Could this account for this atrociously low level of treatment? I would like to think the authors are wrong—that we as transplant physicians are not that bad. It is possible that their numbers are underestimates. Some of their numbers in the text are higher than the graphs indicate (eg, 35% of D+R+ patients). A quality check of their pharmacy database, for example, looking at calcineurin inhibitor use in their database (which should be close to 100%), would have been helpful to determine if the pharmacy records were complete. It is also unclear what percentage of patients may have received therapy through compassionate-use programs or clinical trials. Although possible, it is unlikely that a lack of viremia accounted for most of the untreated patients, especially in the renal transplant patients, and it could not explain the difference between private and government payers for the liver recipients. So, I am left with a sense of disappointment in our past, hope for our future, and a pressing need to go through my transplant database and get to work on obtaining DAA therapy for those I may have left behind.

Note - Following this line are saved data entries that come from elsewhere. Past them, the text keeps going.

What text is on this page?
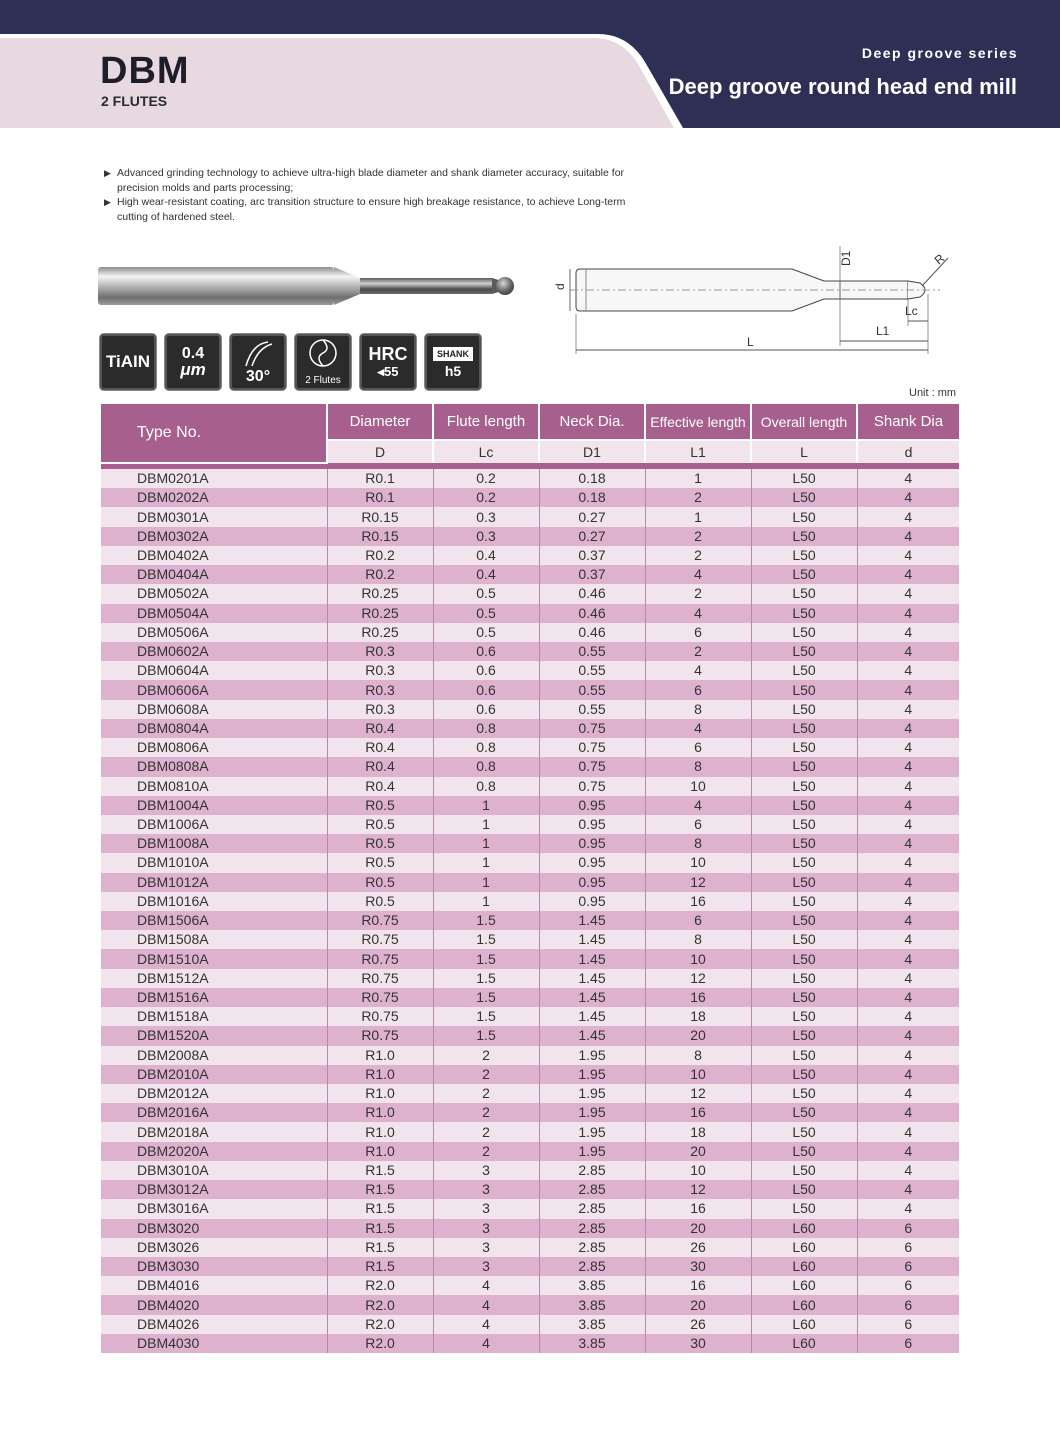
DBM
2 FLUTES
Deep groove series
Deep groove round head end mill
▶ Advanced grinding technology to achieve ultra-high blade diameter and shank diameter accuracy, suitable for precision molds and parts processing;
▶ High wear-resistant coating, arc transition structure to ensure high breakage resistance, to achieve Long-term cutting of hardened steel.
d
D1	R
Lc
L1
L
TiAIN 0.4
μm	30°	2 Flutes
HRC
◂55
SHANK
h5
Unit : mm
Type No.	Diameter	Flute length	Neck Dia.	Effective length	Overall length	Shank Dia
	D	Lc	D1	L1	L	d

DBM0201A	R0.1	0.2	0.18	1	L50	4
DBM0202A	R0.1	0.2	0.18	2	L50	4
DBM0301A	R0.15	0.3	0.27	1	L50	4
DBM0302A	R0.15	0.3	0.27	2	L50	4
DBM0402A	R0.2	0.4	0.37	2	L50	4
DBM0404A	R0.2	0.4	0.37	4	L50	4
DBM0502A	R0.25	0.5	0.46	2	L50	4
DBM0504A	R0.25	0.5	0.46	4	L50	4
DBM0506A	R0.25	0.5	0.46	6	L50	4
DBM0602A	R0.3	0.6	0.55	2	L50	4
DBM0604A	R0.3	0.6	0.55	4	L50	4
DBM0606A	R0.3	0.6	0.55	6	L50	4
DBM0608A	R0.3	0.6	0.55	8	L50	4
DBM0804A	R0.4	0.8	0.75	4	L50	4
DBM0806A	R0.4	0.8	0.75	6	L50	4
DBM0808A	R0.4	0.8	0.75	8	L50	4
DBM0810A	R0.4	0.8	0.75	10	L50	4
DBM1004A	R0.5	1	0.95	4	L50	4
DBM1006A	R0.5	1	0.95	6	L50	4
DBM1008A	R0.5	1	0.95	8	L50	4
DBM1010A	R0.5	1	0.95	10	L50	4
DBM1012A	R0.5	1	0.95	12	L50	4
DBM1016A	R0.5	1	0.95	16	L50	4
DBM1506A	R0.75	1.5	1.45	6	L50	4
DBM1508A	R0.75	1.5	1.45	8	L50	4
DBM1510A	R0.75	1.5	1.45	10	L50	4
DBM1512A	R0.75	1.5	1.45	12	L50	4
DBM1516A	R0.75	1.5	1.45	16	L50	4
DBM1518A	R0.75	1.5	1.45	18	L50	4
DBM1520A	R0.75	1.5	1.45	20	L50	4
DBM2008A	R1.0	2	1.95	8	L50	4
DBM2010A	R1.0	2	1.95	10	L50	4
DBM2012A	R1.0	2	1.95	12	L50	4
DBM2016A	R1.0	2	1.95	16	L50	4
DBM2018A	R1.0	2	1.95	18	L50	4
DBM2020A	R1.0	2	1.95	20	L50	4
DBM3010A	R1.5	3	2.85	10	L50	4
DBM3012A	R1.5	3	2.85	12	L50	4
DBM3016A	R1.5	3	2.85	16	L50	4
DBM3020	R1.5	3	2.85	20	L60	6
DBM3026	R1.5	3	2.85	26	L60	6
DBM3030	R1.5	3	2.85	30	L60	6
DBM4016	R2.0	4	3.85	16	L60	6
DBM4020	R2.0	4	3.85	20	L60	6
DBM4026	R2.0	4	3.85	26	L60	6
DBM4030	R2.0	4	3.85	30	L60	6
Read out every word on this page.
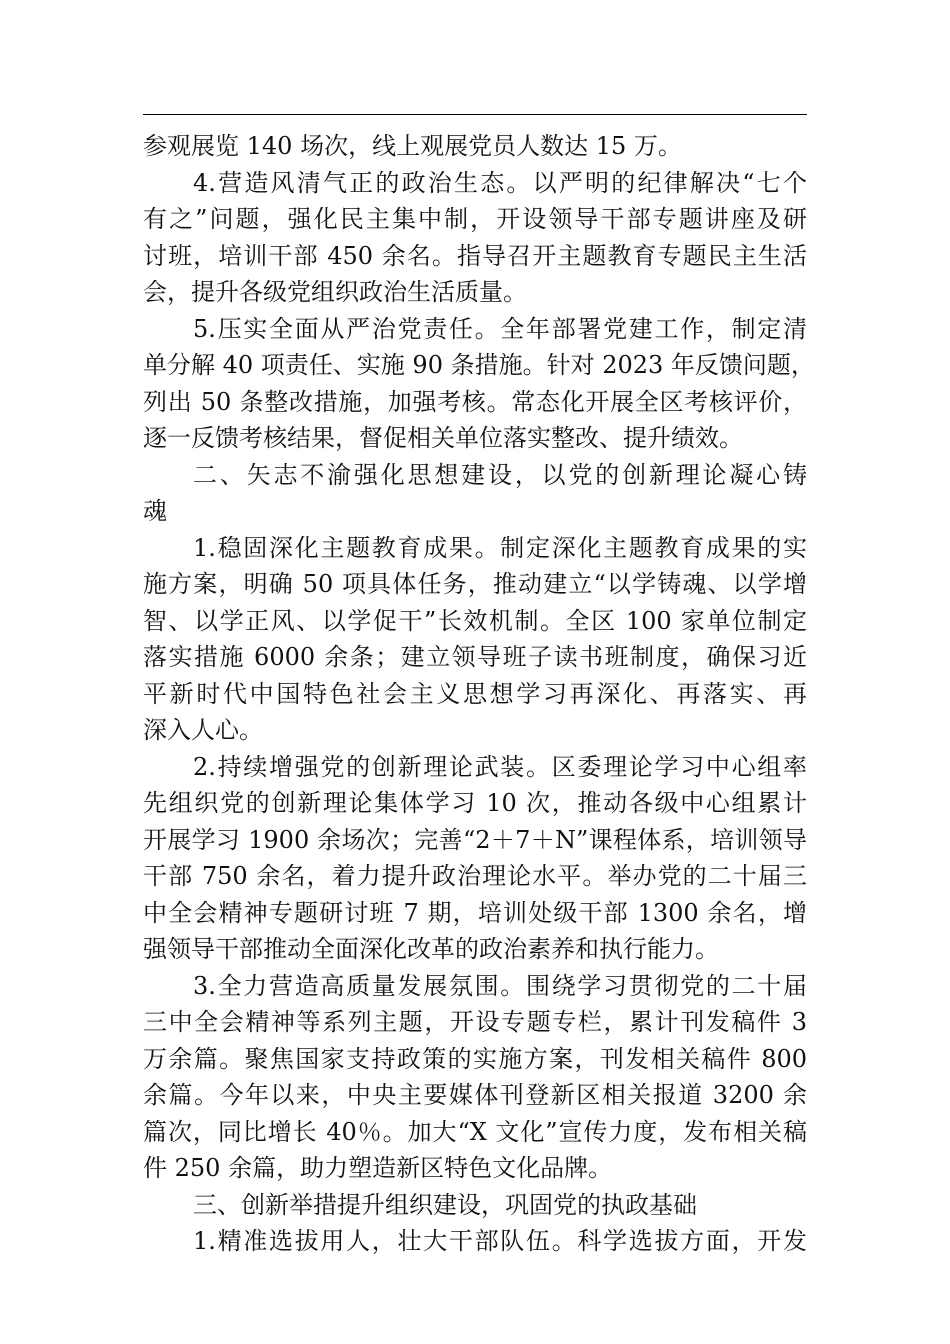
参观展览 140 场次，线上观展党员人数达 15 万。
4.营造风清气正的政治生态。以严明的纪律解决“七个
有之”问题，强化民主集中制，开设领导干部专题讲座及研
讨班，培训干部 450 余名。指导召开主题教育专题民主生活
会，提升各级党组织政治生活质量。
5.压实全面从严治党责任。全年部署党建工作，制定清
单分解 40 项责任、实施 90 条措施。针对 2023 年反馈问题，
列出 50 条整改措施，加强考核。常态化开展全区考核评价，
逐一反馈考核结果，督促相关单位落实整改、提升绩效。
二、矢志不渝强化思想建设，以党的创新理论凝心铸
魂
1.稳固深化主题教育成果。制定深化主题教育成果的实
施方案，明确 50 项具体任务，推动建立“以学铸魂、以学增
智、以学正风、以学促干”长效机制。全区 100 家单位制定
落实措施 6000 余条；建立领导班子读书班制度，确保习近
平新时代中国特色社会主义思想学习再深化、再落实、再
深入人心。
2.持续增强党的创新理论武装。区委理论学习中心组率
先组织党的创新理论集体学习 10 次，推动各级中心组累计
开展学习 1900 余场次；完善“2＋7＋N”课程体系，培训领导
干部 750 余名，着力提升政治理论水平。举办党的二十届三
中全会精神专题研讨班 7 期，培训处级干部 1300 余名，增
强领导干部推动全面深化改革的政治素养和执行能力。
3.全力营造高质量发展氛围。围绕学习贯彻党的二十届
三中全会精神等系列主题，开设专题专栏，累计刊发稿件 3
万余篇。聚焦国家支持政策的实施方案，刊发相关稿件 800
余篇。今年以来，中央主要媒体刊登新区相关报道 3200 余
篇次，同比增长 40％。加大“X 文化”宣传力度，发布相关稿
件 250 余篇，助力塑造新区特色文化品牌。
三、创新举措提升组织建设，巩固党的执政基础
1.精准选拔用人，壮大干部队伍。科学选拔方面，开发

Given that hepatitis C therapy is recommended for all patients who do not have a short life expectancy, certainly all transplant recipients should be treated for hepatitis C in the early posttransplant period prior to developing any significant liver disease in the liver allograft or progressive disease in the renal transplant recipient. Early therapy would also prevent any cases of cholestatic hepatitis. Given that hepatitis C therapy is likely cost-effective in the nontransplant setting, it would certainly be cost-effective in the transplant setting. One would hope that we are doing better with pangenotypic lower cost DAA options with the occurrence of fewer drug–drug interactions. Given the World Health Organization's (WHO's) recommendation for HCV elimination by 2030, the fact that the transplant community has not been able to eliminate HCV in our transplant recipients remains a concern. Better education of our providers, advocacy for our patients, and better access to medications are the only solution to this problem. I certainly hope we get there soon.

DISCLOSURE

The author of this manuscript has conflicts of interest to disclose as described by the American Journal of Transplantation. Research grants for research (paid to Institution) and Consulting: Abbvie, Gilead, Merck, Bristol Meyer Squibb.